Beiträge im CONVERSATIONS 2019 Workshop

Die Professur für Anwendungssysteme und E-Business ist mit zwei Beiträgen auf dem 3rd International Workshop on Chatbot Research (CONVERSATIONS 2019) vertreten:

Preprints sind auf der Workshopseite verfügbar und werden als Post-Workshop Proceedings in Springer Lecture Notes in Computer Science veröffentlicht!

Dr. Sebastian Hobert präsentiert den Beitrag: "Small Talk Conversations and the Long-Term Use of Chatbots in Educational Settings – Experiences from a Field Study":

Abstract: In this paper, we analyze the use of small talk conversations based on a dialogue analysis of a long-term field study in which university students regularly interacted with a chatbot during a 3-month period of time in an educational setting. In particular, we analyze (1) how often the students engage with small talk topics during the field study, and (2) whether a larger amount of small talk conversations correlates with the students’ engagement in learning activities within our chatbot-based learning system, i.e., if engaging in small talk conversations correlates to a more intensive use of the chatbot during our field test. Our results suggest that small talk conversations might play an important role in the design of our chatbot as students who chat about small talk topics also frequently chat about learning-related topics. Nevertheless, the overall impact of small talk capabilities of chatbots should not be overestimated.

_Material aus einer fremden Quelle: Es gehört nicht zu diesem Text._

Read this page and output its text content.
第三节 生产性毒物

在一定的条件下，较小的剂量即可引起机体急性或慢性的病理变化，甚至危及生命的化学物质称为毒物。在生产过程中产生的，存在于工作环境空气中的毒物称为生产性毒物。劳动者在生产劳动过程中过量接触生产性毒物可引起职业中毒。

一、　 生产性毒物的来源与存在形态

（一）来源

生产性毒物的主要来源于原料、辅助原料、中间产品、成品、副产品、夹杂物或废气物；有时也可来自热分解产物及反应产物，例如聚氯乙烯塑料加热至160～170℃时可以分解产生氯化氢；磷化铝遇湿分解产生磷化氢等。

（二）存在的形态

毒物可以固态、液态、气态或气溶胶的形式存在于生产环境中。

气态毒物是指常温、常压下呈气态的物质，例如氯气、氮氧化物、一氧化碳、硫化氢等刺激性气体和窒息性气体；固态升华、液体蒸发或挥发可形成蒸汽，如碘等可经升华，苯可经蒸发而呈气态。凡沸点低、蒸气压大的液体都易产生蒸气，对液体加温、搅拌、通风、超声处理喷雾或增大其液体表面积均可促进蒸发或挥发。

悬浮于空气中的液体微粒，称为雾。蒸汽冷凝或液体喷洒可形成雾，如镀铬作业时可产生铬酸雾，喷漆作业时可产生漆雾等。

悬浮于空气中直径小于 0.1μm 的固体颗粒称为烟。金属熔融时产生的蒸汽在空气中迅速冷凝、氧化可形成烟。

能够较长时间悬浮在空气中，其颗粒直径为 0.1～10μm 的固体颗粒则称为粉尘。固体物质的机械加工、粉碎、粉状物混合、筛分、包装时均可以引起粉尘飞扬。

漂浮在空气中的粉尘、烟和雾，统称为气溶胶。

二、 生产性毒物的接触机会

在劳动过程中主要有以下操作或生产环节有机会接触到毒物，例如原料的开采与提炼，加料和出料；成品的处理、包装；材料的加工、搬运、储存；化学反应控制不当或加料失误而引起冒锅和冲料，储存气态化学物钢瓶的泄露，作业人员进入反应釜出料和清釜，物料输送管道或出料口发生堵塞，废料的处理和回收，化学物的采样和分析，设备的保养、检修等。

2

Raphael Meyer von Wolff präsentiert den Beitrag: "Chatbots for the Information Acquisition at Universities – A Student's View on the Application Area":

Abstract: Chatbots are currently widely used in many different application areas. Especially for topics relevant at the workplace, e.g., customer support or information acquisition, they represent a new type of natural language-based human-computer interface. Nonetheless, chatbots in university settings have received only limited attention, e.g., providing organizational support about studies or for courses and examinations. This branch of research is just emerging in the scientific community. Therefore, we conducted a questionnaire-based survey among 166 students of various disciplines and educational levels at a German university. By doing so, we wanted to survey (1) the requirements implementing a chatbot as well as (2) relevant topics and corresponding questions that chatbots should address. In addition, our findings indicate that chatbots are suitable for the university context and that many students are willing to use chatbots.